6.         De outra parte, ambas as Turmas do Supremo Tribunal Federal, em casos similares, negaram acolhida à pretensão da recorrente, como exemplificam as decisões proferidas nos Agravos Regimentais em Recursos Extraordinários n.ºs 193.569-4, 194.098-1, 198.294-3, 199.335-0, 199.370-8, 199.409-7, 199.636-7, julgados na sessão de 10.6.96 da Segunda Turma, de todos relator o Ministro Maurício Corrêa; nos Recursos Extraordinários n.ºs 193.789-1, 195.985-1, 198.985-8, 199.015-5, 199.185-2, 199.249-2, 201.017-1, julgados na sessão de 18.6.96 da Segunda Turma, de todos relator o Ministro Carlos Velloso; e no Agravo Regimental em Agravo de Instrumento n.º 147.924-9, julgado na sessão de 27.9.94 da Primeira Turma, publicado no D.J.U. de 2.6.95, relator o Ministro Ilmar Galvão. Também o ilustre Ministro Moreira Alves, ao negar seguimento ao Agravo de Instrumento n.º 181.317-2, decidiu:

         “1. O princípio constitucional do respeito ao ato jurídico perfeito se aplica, também, conforme é o entendimento desta Corte, às leis de ordem pública.

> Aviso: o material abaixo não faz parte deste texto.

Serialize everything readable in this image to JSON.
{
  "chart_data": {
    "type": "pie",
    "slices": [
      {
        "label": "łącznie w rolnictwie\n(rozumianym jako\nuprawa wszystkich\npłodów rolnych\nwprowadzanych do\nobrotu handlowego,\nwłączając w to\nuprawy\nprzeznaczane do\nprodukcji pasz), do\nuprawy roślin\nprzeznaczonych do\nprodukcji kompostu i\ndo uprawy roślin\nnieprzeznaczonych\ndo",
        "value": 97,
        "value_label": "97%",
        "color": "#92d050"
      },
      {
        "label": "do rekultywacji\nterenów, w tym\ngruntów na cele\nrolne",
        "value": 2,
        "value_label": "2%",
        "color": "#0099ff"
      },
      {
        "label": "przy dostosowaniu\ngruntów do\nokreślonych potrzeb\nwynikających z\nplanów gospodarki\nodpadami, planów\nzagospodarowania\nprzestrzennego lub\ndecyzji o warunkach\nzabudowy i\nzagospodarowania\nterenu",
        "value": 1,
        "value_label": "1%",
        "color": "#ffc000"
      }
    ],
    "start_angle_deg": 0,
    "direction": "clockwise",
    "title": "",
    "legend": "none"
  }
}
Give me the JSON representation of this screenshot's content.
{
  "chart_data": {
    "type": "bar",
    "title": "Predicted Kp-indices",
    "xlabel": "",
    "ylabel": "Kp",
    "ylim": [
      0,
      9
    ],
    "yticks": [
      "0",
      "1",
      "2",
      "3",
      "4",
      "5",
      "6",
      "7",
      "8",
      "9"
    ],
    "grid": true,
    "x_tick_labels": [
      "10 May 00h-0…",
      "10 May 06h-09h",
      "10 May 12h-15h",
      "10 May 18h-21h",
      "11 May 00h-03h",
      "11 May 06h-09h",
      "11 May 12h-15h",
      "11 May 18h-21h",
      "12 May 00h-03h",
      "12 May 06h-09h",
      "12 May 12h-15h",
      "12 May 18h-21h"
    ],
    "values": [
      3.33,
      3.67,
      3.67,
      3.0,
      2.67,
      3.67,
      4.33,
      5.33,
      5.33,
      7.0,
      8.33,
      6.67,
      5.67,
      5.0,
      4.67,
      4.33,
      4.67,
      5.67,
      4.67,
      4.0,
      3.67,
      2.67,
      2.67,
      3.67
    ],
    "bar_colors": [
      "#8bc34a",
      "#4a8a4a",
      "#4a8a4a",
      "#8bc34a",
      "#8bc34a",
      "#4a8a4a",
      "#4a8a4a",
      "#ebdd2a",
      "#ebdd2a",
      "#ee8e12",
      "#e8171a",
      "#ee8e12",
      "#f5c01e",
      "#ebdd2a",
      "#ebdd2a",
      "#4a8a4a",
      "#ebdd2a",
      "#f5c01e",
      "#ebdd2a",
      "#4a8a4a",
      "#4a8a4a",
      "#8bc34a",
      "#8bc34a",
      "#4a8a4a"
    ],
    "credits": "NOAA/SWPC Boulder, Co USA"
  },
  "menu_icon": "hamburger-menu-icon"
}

Correto, portanto, o acórdão recorrido ao julgar que, no caso, ocorreu afronta ao ato jurídico perfeito, porquanto, com relação à caderneta de poupança, há contrato de adesão entre o poupador e o estabelecimento, não podendo, portanto, ser aplicada a ele, durante o período para a aquisição da correção monetária mensal já iniciado, legislação que altere, para menor, o índice dessa correção. 2.        Em face do exposto, nego seguimento ao presente agravo.”        

7.      Do exposto, com base no art. 38, da Lei 8.038, de 28 de maio de 1990, combinado com o art. 21, §1º, do RISTF, nego seguimento ao recurso.
          Publique-se
          Brasília, 25 de junho de 1996.